Beijing – China and Indonesia pledged to boost trade and cooperation in wide-ranging fields yesterday, as the two countries' largest oil companies agreed to form a partnership on the first day of Indonesian President Megawati Sukarnoputri's visit.
China was her first stop on an Asian tour that will also take her to North and South Korea, and to India.
In a meeting between Ms Megawati and Chinese President Jiang Zemin after her arrival yesterday, both leaders agreed to strengthen ties. "China and Indonesia are developing countries with important influence in the world," the Chinese leader was quoted by the China Central Television Station as saying. He said he hoped both countries would step up cooperation in regional and international affairs and make new contributions for a fair and reasonable international political order.
The Indonesian leader thanked China for helping her country during its economic development and said the two countries' friendship was "very, very long-standing". She agreed with the Chinese President's suggestions, noting that the two countries should increase cooperation in fields such as agriculture, education and tourism.

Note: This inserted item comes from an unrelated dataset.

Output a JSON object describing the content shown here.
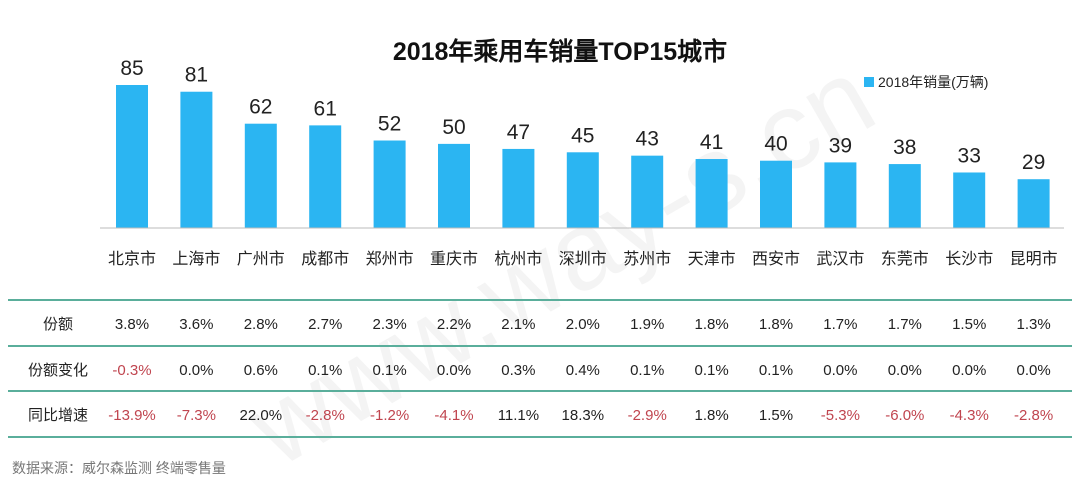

The two leaders then oversaw the signing of several deals, one of which was an agreement between the Indonesian state oil company Pertamina and China's largest oil company PetroChina to form a partnership. Details were not revealed.
China also pledged US$400 million (S$733 million) in low-interest loans to Indonesia.
The two countries also signed four other memorandums of understanding, including an agreement to establish Indonesian consulate generals in the Chinese cities of Guangzhou and Shanghai and Chinese consulates in Surabaya and Medan in Indonesia.
Both sides also signed a deal for China to provide a 50-million-yuan (S$11.1-million) grant to Indonesia for economic and technical cooperation and an agreement on cooperation in infrastructure projects in Indonesia.
The Chinese leader thanked his Indonesian counterpart for the efforts she has made in improving the situation for Indonesia's ethnic Chinese. The Chinese leader recalled that Ms Megawati's father Sukarno had close relations with China's former leaders.
Political and economic ties between Indonesia and China were close in the 50s and early 60s under President Sukarno, but relations cooled in 1967 after Jakarta, then under army general Suharto, accused Beijing of complicity in a failed communist coup two years earlier.